Transgenic refers to an organism or cell whose genome has been altered by the introduction of one or more foreign DNA sequences from another species by artificial means. Transgenic organisms are generated in the laboratory for research purposes.

Translation

Translation, as related to genomics, is the process through which information encoded in messenger RNA (mRNA) directs the addition of amino acids during protein synthesis. Translation takes place on ribosomes in the cell cytoplasm, where mRNA is read and translated into the string of amino acid chains that make up the synthesized protein.

Translocation

A translocation, as related to genetics, occurs when a chromosome breaks and the (typically two) fragmented pieces re-attach to different chromosomes. The detection of chromosomal translocations can be important for the diagnosis of certain genetic diseases and disorders.

Tumor Suppressor Gene

A tumor suppressor gene encodes a protein that acts to regulate cell division, keeping it in check. When a tumor suppressor gene is inactivated by a mutation, the protein it encodes is not produced or does not function properly, and as a result, uncontrolled cell division may occur. Such mutations may contribute to the development of a cancer.

U

Uracil

Uracil (U) is one of the four nucleotide bases in RNA, with the other three being adenine (A), cytosine (C) and guanine (G). In RNA, uracil pairs with adenine.

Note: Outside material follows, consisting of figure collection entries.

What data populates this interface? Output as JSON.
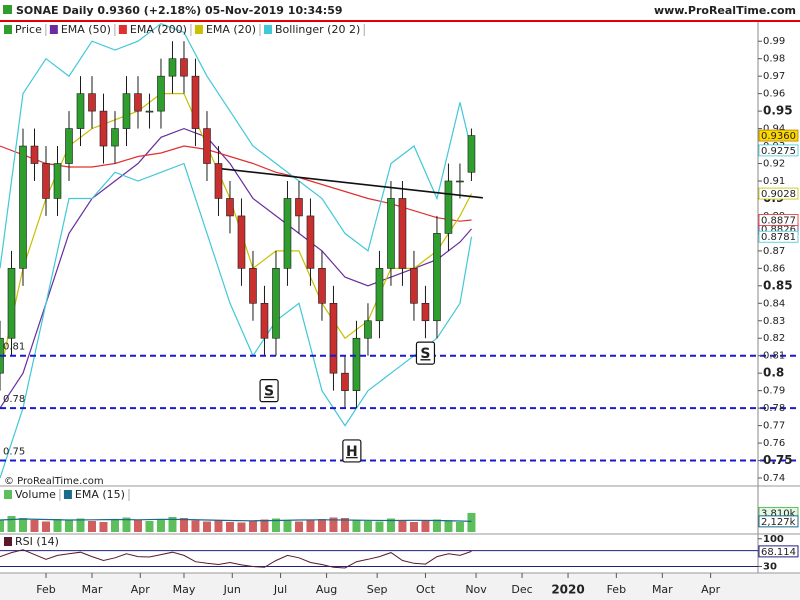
{
  "chart_data": {
    "type": "candlestick",
    "title": "SONAE Daily 0.9360 (+2.18%) 05-Nov-2019 10:34:59",
    "source": "www.ProRealTime.com",
    "copyright": "© ProRealTime.com",
    "xlim": [
      0,
      329.6
    ],
    "ylim": [
      0.736,
      1.001
    ],
    "yticks": [
      0.74,
      0.75,
      0.76,
      0.77,
      0.78,
      0.79,
      0.8,
      0.81,
      0.82,
      0.83,
      0.84,
      0.85,
      0.86,
      0.87,
      0.88,
      0.89,
      0.9,
      0.91,
      0.92,
      0.93,
      0.94,
      0.95,
      0.96,
      0.97,
      0.98,
      0.99
    ],
    "major_yticks": [
      0.75,
      0.8,
      0.85,
      0.9,
      0.95
    ],
    "xticks": [
      {
        "value": 20,
        "label": "Feb"
      },
      {
        "value": 40,
        "label": "Mar"
      },
      {
        "value": 61,
        "label": "Apr"
      },
      {
        "value": 80,
        "label": "May"
      },
      {
        "value": 101,
        "label": "Jun"
      },
      {
        "value": 122,
        "label": "Jul"
      },
      {
        "value": 142,
        "label": "Aug"
      },
      {
        "value": 164,
        "label": "Sep"
      },
      {
        "value": 185,
        "label": "Oct"
      },
      {
        "value": 207,
        "label": "Nov"
      },
      {
        "value": 227,
        "label": "Dec"
      },
      {
        "value": 247,
        "label": "2020",
        "bold": true
      },
      {
        "value": 268,
        "label": "Feb"
      },
      {
        "value": 288,
        "label": "Mar"
      },
      {
        "value": 309,
        "label": "Apr"
      }
    ],
    "price": {
      "name": "Price",
      "up_color": "#2f9e2f",
      "down_color": "#c83030",
      "x": [
        0,
        5,
        10,
        15,
        20,
        25,
        30,
        35,
        40,
        45,
        50,
        55,
        60,
        65,
        70,
        75,
        80,
        85,
        90,
        95,
        100,
        105,
        110,
        115,
        120,
        125,
        130,
        135,
        140,
        145,
        150,
        155,
        160,
        165,
        170,
        175,
        180,
        185,
        190,
        195,
        200,
        205
      ],
      "open": [
        0.8,
        0.82,
        0.86,
        0.93,
        0.92,
        0.9,
        0.92,
        0.94,
        0.96,
        0.95,
        0.93,
        0.94,
        0.96,
        0.95,
        0.95,
        0.97,
        0.98,
        0.97,
        0.94,
        0.92,
        0.9,
        0.89,
        0.86,
        0.84,
        0.82,
        0.86,
        0.9,
        0.89,
        0.86,
        0.84,
        0.8,
        0.79,
        0.82,
        0.83,
        0.86,
        0.9,
        0.86,
        0.84,
        0.83,
        0.88,
        0.91,
        0.915
      ],
      "high": [
        0.83,
        0.87,
        0.94,
        0.94,
        0.93,
        0.93,
        0.95,
        0.97,
        0.97,
        0.96,
        0.95,
        0.97,
        0.97,
        0.96,
        0.98,
        0.99,
        0.99,
        0.98,
        0.95,
        0.93,
        0.91,
        0.9,
        0.87,
        0.85,
        0.87,
        0.91,
        0.91,
        0.9,
        0.87,
        0.85,
        0.81,
        0.83,
        0.84,
        0.87,
        0.91,
        0.91,
        0.87,
        0.85,
        0.89,
        0.92,
        0.92,
        0.94
      ],
      "low": [
        0.79,
        0.81,
        0.85,
        0.91,
        0.89,
        0.89,
        0.91,
        0.93,
        0.94,
        0.92,
        0.92,
        0.93,
        0.94,
        0.94,
        0.94,
        0.96,
        0.96,
        0.93,
        0.91,
        0.89,
        0.88,
        0.85,
        0.83,
        0.81,
        0.81,
        0.85,
        0.88,
        0.85,
        0.83,
        0.79,
        0.78,
        0.78,
        0.81,
        0.82,
        0.85,
        0.85,
        0.83,
        0.82,
        0.82,
        0.87,
        0.9,
        0.91
      ],
      "close": [
        0.82,
        0.86,
        0.93,
        0.92,
        0.9,
        0.92,
        0.94,
        0.96,
        0.95,
        0.93,
        0.94,
        0.96,
        0.95,
        0.95,
        0.97,
        0.98,
        0.97,
        0.94,
        0.92,
        0.9,
        0.89,
        0.86,
        0.84,
        0.82,
        0.86,
        0.9,
        0.89,
        0.86,
        0.84,
        0.8,
        0.79,
        0.82,
        0.83,
        0.86,
        0.9,
        0.86,
        0.84,
        0.83,
        0.88,
        0.91,
        0.91,
        0.936
      ],
      "value_labels": [
        null,
        null,
        null,
        null,
        null,
        null,
        null,
        null,
        null,
        null,
        null,
        null,
        null,
        null,
        null,
        null,
        null,
        null,
        null,
        null,
        null,
        null,
        null,
        null,
        null,
        null,
        null,
        null,
        null,
        null,
        null,
        null,
        null,
        null,
        null,
        null,
        null,
        null,
        null,
        null,
        null,
        "0.9360"
      ]
    },
    "x_ind": [
      0,
      10,
      20,
      30,
      40,
      50,
      60,
      70,
      80,
      90,
      100,
      110,
      120,
      130,
      140,
      150,
      160,
      170,
      180,
      190,
      200,
      205
    ],
    "series": [
      {
        "name": "EMA (50)",
        "color": "#6a2ca0",
        "values": [
          0.78,
          0.8,
          0.84,
          0.88,
          0.9,
          0.91,
          0.92,
          0.935,
          0.94,
          0.935,
          0.92,
          0.9,
          0.89,
          0.88,
          0.87,
          0.855,
          0.85,
          0.855,
          0.86,
          0.865,
          0.875,
          0.8826
        ]
      },
      {
        "name": "EMA (200)",
        "color": "#e03030",
        "values": [
          0.93,
          0.925,
          0.92,
          0.918,
          0.918,
          0.92,
          0.924,
          0.926,
          0.93,
          0.928,
          0.924,
          0.92,
          0.915,
          0.912,
          0.908,
          0.904,
          0.9,
          0.897,
          0.893,
          0.889,
          0.887,
          0.8877
        ]
      },
      {
        "name": "EMA (20)",
        "color": "#c8c000",
        "values": [
          0.8,
          0.86,
          0.9,
          0.93,
          0.94,
          0.945,
          0.95,
          0.96,
          0.96,
          0.93,
          0.9,
          0.86,
          0.87,
          0.87,
          0.84,
          0.82,
          0.83,
          0.86,
          0.86,
          0.87,
          0.89,
          0.9028
        ]
      },
      {
        "name": "Bollinger (20 2)",
        "color": "#40c8d8",
        "upper": [
          0.86,
          0.96,
          0.98,
          0.97,
          0.99,
          0.985,
          0.99,
          1.0,
          0.995,
          0.97,
          0.95,
          0.93,
          0.92,
          0.91,
          0.9,
          0.88,
          0.87,
          0.92,
          0.93,
          0.9,
          0.955,
          0.9275
        ],
        "lower": [
          0.74,
          0.78,
          0.84,
          0.9,
          0.9,
          0.915,
          0.91,
          0.915,
          0.92,
          0.88,
          0.84,
          0.81,
          0.83,
          0.84,
          0.79,
          0.77,
          0.79,
          0.8,
          0.81,
          0.82,
          0.84,
          0.8781
        ]
      }
    ],
    "levels": [
      0.81,
      0.78,
      0.75
    ],
    "level_color": "#1a1acc",
    "neckline": {
      "x": [
        96.5,
        210
      ],
      "values": [
        0.917,
        0.9004
      ]
    },
    "annotations": [
      {
        "text": "S",
        "x": 117,
        "y": 0.79
      },
      {
        "text": "H",
        "x": 153,
        "y": 0.7555
      },
      {
        "text": "S",
        "x": 185,
        "y": 0.8115
      }
    ],
    "volume": {
      "name": "Volume",
      "ylim": [
        0,
        6000
      ],
      "values": [
        2500,
        3200,
        2800,
        2400,
        2100,
        2600,
        2300,
        2700,
        2200,
        2000,
        2500,
        2900,
        2400,
        2200,
        2600,
        3000,
        2800,
        2300,
        2100,
        2400,
        2000,
        1900,
        2200,
        2500,
        2700,
        2300,
        2100,
        2400,
        2600,
        2900,
        2800,
        2300,
        2200,
        2100,
        2700,
        2400,
        2000,
        2200,
        2500,
        2300,
        2000,
        3810
      ],
      "value_labels": [
        null,
        null,
        null,
        null,
        null,
        null,
        null,
        null,
        null,
        null,
        null,
        null,
        null,
        null,
        null,
        null,
        null,
        null,
        null,
        null,
        null,
        null,
        null,
        null,
        null,
        null,
        null,
        null,
        null,
        null,
        null,
        null,
        null,
        null,
        null,
        null,
        null,
        null,
        null,
        null,
        null,
        "3.810k"
      ],
      "ema": {
        "name": "EMA (15)",
        "color": "#1a6a8a",
        "values": [
          2400,
          2600,
          2500,
          2400,
          2450,
          2500,
          2450,
          2550,
          2500,
          2400,
          2300,
          2250,
          2300,
          2400,
          2450,
          2400,
          2350,
          2300,
          2350,
          2300,
          2200,
          2127
        ],
        "value_labels": [
          null,
          null,
          null,
          null,
          null,
          null,
          null,
          null,
          null,
          null,
          null,
          null,
          null,
          null,
          null,
          null,
          null,
          null,
          null,
          null,
          null,
          "2,127k"
        ]
      }
    },
    "rsi": {
      "name": "RSI (14)",
      "color": "#5a1a2a",
      "ylim": [
        16,
        107
      ],
      "yticks": [
        30,
        100
      ],
      "levels": [
        30,
        70
      ],
      "values": [
        55,
        65,
        72,
        60,
        48,
        58,
        62,
        66,
        55,
        45,
        52,
        62,
        55,
        54,
        60,
        66,
        58,
        42,
        38,
        35,
        40,
        34,
        30,
        28,
        45,
        58,
        52,
        40,
        35,
        28,
        26,
        42,
        48,
        55,
        65,
        45,
        38,
        36,
        55,
        62,
        58,
        68.114
      ]
    }
  }
}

In a DNA molecule, the nucleotide thymine (T) is used in place of uracil.

V

Variant of Uncertain Significance (VUS)

When analysis of a patient’s genome identifies a variant, but it is unclear whether that variant is actually connected to a health condition, the finding is called a variant of uncertain significance (abbreviated VUS). In many cases, these variants are so rare in the population that little information is available about them. Typically, more information is required to determine if the variant is disease related. Such information may include more extensive population data, functional studies, and tracing the variant in other family members who have or do not have the same health condition.

Vector

A vector, as related to molecular biology, is a DNA molecule (often plasmid or virus) that is used as a vehicle to carry a particular DNA segment into a host cell as part of a cloning or recombinant DNA technique. The vector typically assists in replicating and/or expressing the inserted DNA sequence inside the host cell.

Virus

A virus is an infectious microbe consisting of a segment of nucleic acid (either DNA or RNA) surrounded by a protein coat. A virus cannot replicate alone; instead, it must infect cells and use components of the host cell to make copies of itself. Often, a virus ends up killing the host cell in the process, causing damage to the host organism. Well-known examples of viruses causing human disease include AIDS, COVID-19, measles and smallpox.

X

X Chromosome

The X chromosome is one of the two sex chromosomes that are involved in sex determination. Humans and most other mammals have two sex chromosomes (X and Y) that in combination determine the sex of an individual. Females have two X chromosomes in their cells, while males have one X and one Y.

X-Linked

X-linked, as related to genetics, refers to characteristics or traits that are influenced by genes on the X chromosome. Humans and most other mammals have two sex chromosomes, X and Y. Females have two X chromosomes in their cells, while males have one X and one Y. In the case of an X-linked disease, it is usually males that are affected because they have a single copy of the X chromosome that carries the disease-causing mutation. In females, the presence of a second, non-mutated copy may cause different, milder, or no symptoms of a sex-linked disorder.

Y

Y Chromosome

The Y chromosome is one of the two sex chromosomes that are involved in sex determination. Humans and most other mammals have two sex chromosomes (X and Y) that in combination determine the sex of an individual. Females have two X chromosomes in their cells, while males have one X and one Y.